Por Paulo Moreira Leite, em seu blog:
Confesso que chego a me comover diante do esforço de tantos comentaristas para condenar a tardia mas bem-vinda emancipação do trabalho doméstico a partir de argumentos invertidos e falaciosos.
O argumento principal é dizer que formalização das relações de trabalho dentro de casa irá gerar demissões em massa.
Parece, então, que se quer impedir o acesso dos trabalhadores domésticos ao mundo do direito porque isso irá prejudicá-los. Quanto altruísmo, não é mesmo?
Vamos combinar que os escravocratas do século XIX, capazes de manter o cativeiro negro até 1888, eram mais diretos em seu ponto de vista.
Diziam, com todas as letras, que a escravidão iria arruinar seus negócios e levar a agricultura a falência. Admitiam seu próprio egoísmo, o que é pelo menos uma forma mais produtiva de travar uma discussão.
Tivemos escravocratas sofisticados, é verdade. O mais conhecido deles, o escritor José de Alencar, chegava a defender a escravidão com o argumento de que ela civiliza povos atrasados e deseducados. Citava o Império Romano como exemplo. A se acreditar em Alencar, seria preciso crer que o cativeiro foi mantido não pelos confortos pessoais e benefícios materiais que assegurava aos senhores – mas pela educação que permitia aos cativos.
Autor romântico, Alencar fez carreira profissional como político do Império.
Em 2013, o debate tem outra natureza. A evolução da economia e das mentalidades após 125 anos de abolição trouxe benefícios evidentes ao país. No plano material, permitiu a industrialização e outras mudanças típicas da civilização moderna.

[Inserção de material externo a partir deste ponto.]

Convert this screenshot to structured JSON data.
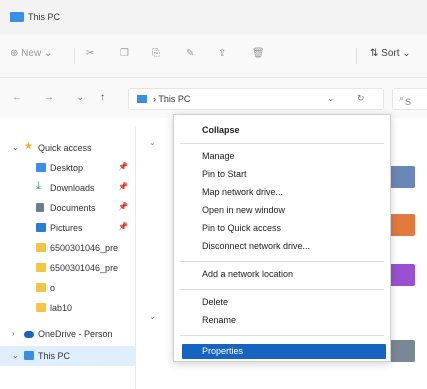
{
  "window": {
    "title": "This PC"
  },
  "toolbar": {
    "new_label": "New",
    "sort_label": "Sort"
  },
  "address": {
    "path": "This PC",
    "search_placeholder": "S"
  },
  "sidebar": {
    "items": [
      {
        "label": "Quick access",
        "icon": "star-icon",
        "color": "#f2b01e"
      },
      {
        "label": "Desktop",
        "icon": "desktop-icon",
        "color": "#3a8ee6"
      },
      {
        "label": "Downloads",
        "icon": "download-icon",
        "color": "#2b7bd6"
      },
      {
        "label": "Documents",
        "icon": "document-icon",
        "color": "#6b7c93"
      },
      {
        "label": "Pictures",
        "icon": "picture-icon",
        "color": "#2b7bd6"
      },
      {
        "label": "6500301046_pre",
        "icon": "folder-icon",
        "color": "#f4c542"
      },
      {
        "label": "6500301046_pre",
        "icon": "folder-icon",
        "color": "#f4c542"
      },
      {
        "label": "o",
        "icon": "folder-icon",
        "color": "#f4c542"
      },
      {
        "label": "lab10",
        "icon": "folder-icon",
        "color": "#f4c542"
      },
      {
        "label": "OneDrive - Person",
        "icon": "cloud-icon",
        "color": "#1e63c4"
      },
      {
        "label": "This PC",
        "icon": "pc-icon",
        "color": "#3a8ee6"
      }
    ]
  },
  "context_menu": {
    "items": [
      "Collapse",
      "Manage",
      "Pin to Start",
      "Map network drive...",
      "Open in new window",
      "Pin to Quick access",
      "Disconnect network drive...",
      "Add a network location",
      "Delete",
      "Rename",
      "Properties"
    ],
    "selected": "Properties",
    "highlight_color": "#1565c0"
  }
}
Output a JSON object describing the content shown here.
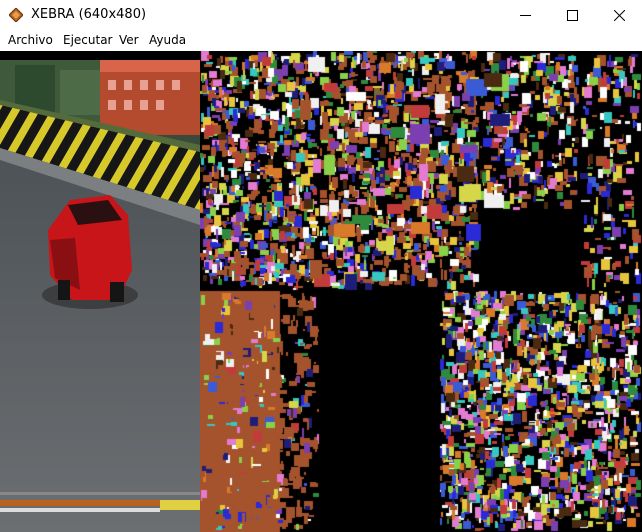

Mas, acima de tudo, produziu uma revolução cultural ao dizer que homens e mulheres são iguais em direitos e deveres, qualquer que seja a cor da pele, a origem, o gênero.
Não há dúvida que no pós-1888 varias fazendas foram à falência – seus proprietários eram incapazes de competir numa economia só um pouquinho menos arcaica. Possuíam uma tecnologia tão atrasada e uma visão empresarial tão retrógrada que só podiam garantir suas receitas pela exploração dos trabalhadores como cidadãos de segunda classe – e queriam submeter o conjunto da sociedade brasileira a seu universo retrógrado e sem futuro.
Mas outros brasileiros brancos, menos endinheirados, também tiravam proveito da escravidão. Eram aquelas famílias que mantinham um pequeno plantel doméstico de cativos, os escravos de ganho. Eles eram escalados para fazer pequenos serviços nos centros urbanos – desde vendedores a marceneiros --, retornando para casa com a féria do dia. Em troca, tinham casa, comida e, conforme o patrão, um trocado.
Outra parcela se valia da mão de obra escrava para livrar-se do desconforto do serviço doméstico, uma realidade penosa, desagradável e repetitiva – como sabe qualquer pessoa do século XXI que é obrigada a arrumar, limpar e manter uma residência em ordem.
Se isso já é difícil nos dias de hoje, podemos imaginar como se passava antes da invenção da geladeira, do fogão a gás, do aspirador de pó e outros equipamentos que só puderam ser inventados e viabilizados depois que o trabalhador doméstico, nos países desenvolvidos, já não podia ser explorado como antes.
Foi uma sobrevivência atualizada e perversa desse tipo de trabalho não-remunerado que se eliminou com a aprovação da Emenda Constitucional que garantiu direitos iguais ao serviço doméstico.
Falando sobre aquilo que ninguém fala mas todo mundo enxerga, cabe reconhecer que, durante anos, toda família brasileira, de classe média para cima, sempre foi capaz de se beneficiar muito confortavelmente dessa situação.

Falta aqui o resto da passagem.